After an appearance with U.S. Sen. Kelly Loeffler in Peachtree Corners on Wednesday, he addressed the question of whether the declaration could last through the end of the year.
“There’s a lot of things that the public health state of emergency state of emergency allows us to do as a state, to have uniformity in many ways with what we’re opening, what we’re doing with the national guard in testing, a lot of funding type issues that we’ve been able to do and so I don’t really see that going away in the foreseeable future,” Kemp said. “Certainly not until we can get a vaccine or whether we reach herd immunity, or whatever that point is, and I couldn’t tell you whether that’s going to be in late November, January, this coming spring or next summer.”
Gwinnett County had a total of 2,250 new COVID-19 cases reported in the last two weeks, with a two-week incidence rate of 232 cases for every 100,000 Gwinnettians, according to data released by the Georgia Department of Public Health on Thursday afternoon.
Both numbers were down from there they were earlier in the week as new cases reports continue to decline in Gwinnett.
In all, Gwinnett has seen a total of 24,763 COVID-19 cases, 2,493 hospitalizations and 346 deaths since the first cases appeared in March.
The county has had an overall incidence rate — counting all cases since March — of 2,549.88 cases for every 100,000 residents.
The Georgia Department of Public Health reported Gwinnett has had a two-week positivity rate of 7.5% over the last two weeks and a total positivity rate of 11.8% as of Thursday.
Statewide, there have been 277,288 cases of COVID-19, 5,868 deaths, 4,628 ICU admissions and 25,529 hospitalizations reported in Georgia.
“Thankfully, here in Georgia, we’re seeing encouraging signs of progress on a lot of fronts,” Kemp said at a press conference at the new Amazon fulfillment center in south Gwinnett on Tuesday. “Georgia’s seven-day average of new COVID-19 cases has dropped by 35%. Our percent positive has rapidly declined and now COVID-19 hospitalizations are down below 2,000. That is a 38% decrease from our peak and the lowest since early July.”

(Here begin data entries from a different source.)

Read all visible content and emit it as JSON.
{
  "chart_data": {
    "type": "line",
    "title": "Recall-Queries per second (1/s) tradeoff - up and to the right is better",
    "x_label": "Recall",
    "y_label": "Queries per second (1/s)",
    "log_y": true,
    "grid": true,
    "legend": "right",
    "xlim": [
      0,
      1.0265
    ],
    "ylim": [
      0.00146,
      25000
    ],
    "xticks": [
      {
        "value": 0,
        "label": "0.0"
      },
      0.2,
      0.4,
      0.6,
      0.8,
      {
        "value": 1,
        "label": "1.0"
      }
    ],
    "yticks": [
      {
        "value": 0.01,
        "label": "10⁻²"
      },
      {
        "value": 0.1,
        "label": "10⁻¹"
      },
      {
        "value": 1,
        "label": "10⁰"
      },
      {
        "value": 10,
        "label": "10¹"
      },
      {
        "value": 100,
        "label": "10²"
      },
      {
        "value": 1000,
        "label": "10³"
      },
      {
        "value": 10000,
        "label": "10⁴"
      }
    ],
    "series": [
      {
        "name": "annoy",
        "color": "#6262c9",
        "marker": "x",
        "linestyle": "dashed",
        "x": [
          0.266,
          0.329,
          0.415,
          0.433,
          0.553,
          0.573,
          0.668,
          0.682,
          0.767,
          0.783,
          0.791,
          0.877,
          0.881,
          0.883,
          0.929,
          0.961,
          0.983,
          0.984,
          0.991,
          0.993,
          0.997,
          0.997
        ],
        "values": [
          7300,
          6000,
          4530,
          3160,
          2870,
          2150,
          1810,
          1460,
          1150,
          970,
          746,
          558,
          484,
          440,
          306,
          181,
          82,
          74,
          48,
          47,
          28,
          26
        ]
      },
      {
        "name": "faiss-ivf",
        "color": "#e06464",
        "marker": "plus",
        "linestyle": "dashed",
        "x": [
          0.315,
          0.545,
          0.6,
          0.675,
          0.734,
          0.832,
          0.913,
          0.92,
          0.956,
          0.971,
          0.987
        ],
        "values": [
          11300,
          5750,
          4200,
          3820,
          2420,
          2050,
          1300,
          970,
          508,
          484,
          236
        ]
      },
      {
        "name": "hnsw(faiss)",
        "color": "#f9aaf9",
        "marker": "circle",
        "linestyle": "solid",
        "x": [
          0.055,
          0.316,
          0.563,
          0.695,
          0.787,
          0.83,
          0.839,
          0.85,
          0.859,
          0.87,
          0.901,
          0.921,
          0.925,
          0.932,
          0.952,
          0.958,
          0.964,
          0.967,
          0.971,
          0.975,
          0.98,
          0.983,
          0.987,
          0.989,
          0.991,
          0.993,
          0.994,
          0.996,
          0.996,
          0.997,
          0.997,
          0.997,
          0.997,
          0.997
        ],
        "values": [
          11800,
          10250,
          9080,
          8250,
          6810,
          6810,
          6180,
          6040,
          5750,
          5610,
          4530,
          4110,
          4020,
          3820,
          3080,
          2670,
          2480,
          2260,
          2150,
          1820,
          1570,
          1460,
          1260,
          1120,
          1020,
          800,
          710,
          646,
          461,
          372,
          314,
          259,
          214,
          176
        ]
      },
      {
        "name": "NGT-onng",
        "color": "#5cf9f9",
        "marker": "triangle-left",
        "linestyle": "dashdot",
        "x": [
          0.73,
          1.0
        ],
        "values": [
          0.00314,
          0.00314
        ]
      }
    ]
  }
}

In addition to those stats, the U.S. Centers for Disease Control and Prevention announced a vaccine is expected to become available to states around early November. Kemp has appointed Insurance and Fire Safety commissioner John King to oversee the distribution of the vaccine once it is available in Georgia.
“We know it’s going to be critical to, No. 1, get the vaccine but, No. 2, to distribute it very quickly,” Kemp said during his visit to Peachtree Corners on Wednesday. “I’ve been in conversations with Gen. John King about leading a task force that would kind of brainstorm and out all the nuts and bolts together to do that.”
A new concern has been how people will behave during the Labor Day holiday this weekend. The governor said spikes in new cases were seen after the last two major holidays, Memorial Day and the Fourth of July, and officials are trying to get ahead of the issue for Labor Day.
Kemp was expected to do a fly around tour of the state this past week to encourage Georgians to stay safe and follow public health guidelines during the holiday weekend.
“We’ve got to take this one day at a time,” Kemp said on Wednesday. “People need to mask up, keep your social distance, wash your hands, follow the guidelines. That’s especially important going into this holiday weekend where we don’t have a bump or a spike like we saw with Memorial Day and the Fourth of July.”